Il conflitto nel Caucaso meridionale rischia infatti di trasformarsi nel terzo palcoscenico principale della competizione strategica tra i due paesi, dopo la Siria e la Libia; a chiamare in causa la Russia è stato proprio Erdogan, che ha definito quello armeno un “attacco deliberato” di un paese che “sta agendo al di sopra delle proprie capacità”, con un’accusa nemmeno troppo implicita a Mosca di avere un atteggiamento quanto meno complice nelle scelte prese a Yerevan. A destare ulteriori sospetti in questo senso c’è l’insolita ubicazione dei conflitti, lontano dalla Linea di Contatto militarizzata lungo le aree contese del Nagorno-Karabakh, ma sul confine che divide l’armena area di Tavush e la regione azera di Tovuz. La zona è vicina a diverse linee infrastrutturali tanto vitali per l’economia dell’Azerbaigian quanto cruciali per il suo rapporto con la Turchia: si parla della ferrovia Baku-Tbilisi-Kars ma soprattutto del South Caucasus Pipeline e dell’oleodotto Baku-Tbilisi-Ceyhan che trasportano idrocarburi dal Caspio all’Anatolia (e da lì, in Europa), escludendo l’Armenia.
La partnership energetica turco-azera è un tassello fondamentale della strategia di Ankara per ridurre la propria dipendenza dal gas russo, e lo scoppio delle ostilità nell’area potrebbe essere un tentativo da parte armena (e russa?) di compromettere in un colpo solo l’economia azera, la diversificazione energetica turca e la solidità del loro rapporto bilaterale.

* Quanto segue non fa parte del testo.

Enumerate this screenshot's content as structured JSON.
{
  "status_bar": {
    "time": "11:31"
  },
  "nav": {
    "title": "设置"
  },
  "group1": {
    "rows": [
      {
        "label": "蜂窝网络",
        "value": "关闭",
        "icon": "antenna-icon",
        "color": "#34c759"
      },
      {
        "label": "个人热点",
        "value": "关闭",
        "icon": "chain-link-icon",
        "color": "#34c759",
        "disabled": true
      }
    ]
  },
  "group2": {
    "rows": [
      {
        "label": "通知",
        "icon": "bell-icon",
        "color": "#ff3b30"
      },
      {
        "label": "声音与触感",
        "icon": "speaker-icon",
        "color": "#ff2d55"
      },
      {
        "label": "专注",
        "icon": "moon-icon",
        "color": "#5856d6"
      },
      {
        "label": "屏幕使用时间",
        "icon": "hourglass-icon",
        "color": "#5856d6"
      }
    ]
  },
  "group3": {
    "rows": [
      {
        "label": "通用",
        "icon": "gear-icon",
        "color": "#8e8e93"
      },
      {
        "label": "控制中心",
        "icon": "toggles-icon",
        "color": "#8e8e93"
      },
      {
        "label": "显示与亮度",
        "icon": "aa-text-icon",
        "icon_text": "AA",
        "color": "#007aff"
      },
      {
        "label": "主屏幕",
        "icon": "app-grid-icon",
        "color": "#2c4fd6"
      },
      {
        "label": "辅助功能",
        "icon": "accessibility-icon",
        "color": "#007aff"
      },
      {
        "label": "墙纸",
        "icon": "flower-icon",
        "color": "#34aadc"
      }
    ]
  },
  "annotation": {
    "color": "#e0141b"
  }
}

D’altro canto la postura assertiva e intransigente della Turchia potrebbe non essere semplicemente collegata ai legami energetici, politici ed etnici con l’Azerbaigian, ma rappresentare una battaglia in quella che de Waal chiama “una guerra di parole, più che una guerra di pistole”, ingaggiata per soddisfare le esigenze di consenso domestico e rinsaldare le fila della sua base nazionalista. Una motivazione che potrebbe essere condivisa dai falchi di Baku, specialmente alla luce delle violente manifestazioni anti-armene e belliciste che, già il 14 luglio, hanno marciato sul Parlamento azero chiedendo a gran voce dure ritorsioni armate, l’intervento dell’esercito su vasta scala e la liberazione del Karabakh. In entrambi i casi comunque, appare piuttosto improbabile che Turchia e Azerbaigian siano interessati a intensificare il conflitto, specialmente se questo dovesse coinvolgere Mosca in una guerra nel suo immediato vicinato; un’ipotesi che andrebbe ben oltre le capacità di Baku e le ambizioni di Ankara. 

Quella tra Ankara e Mosca potrebbe essere infatti una partita negoziale all’interno di un complesso e instabile schema competitivo regionale. In Siria, nonostante le divergenze strategiche, le ricorrenti crisi e violazioni del cessate-il-fuoco, i due paesi sono riusciti a siglare diversi accordi di demilitarizzazione e ad attuare alcune operazioni congiunte come il pattugliamento dell’autostrada M4 sul confine turco-siriano. Diversa la situazione in Libia dove l’intervento turco – risalente a gennaio 2020 - a favore della coalizione internazionale che supporta il Governo di accordo nazionale di al-Sarraj ha cambiato l’equilibrio delle forze in campo, a sfavore delle forze ribelli di Haftar supportate da Russia, Francia ed Egitto. Mentre è attualmente in corso un dialogo tra Putin e Erdogan per raggiungere una tregua in Libia, gli sviluppi in entrambi gli scenari sembrano favorire un riavvicinamento diplomatico e strategico tra la Turchia e gli Stati Uniti, con Erdogan e Trump che hanno annunciato una più stretta collaborazione a tutto tondo, commerciale e militare. L’intensità e la profondità di questo riallineamento – chiaramente inviso a Mosca – influirà sul potere contrattuale di Ankara, con conseguenze anche sul teatro caucasico.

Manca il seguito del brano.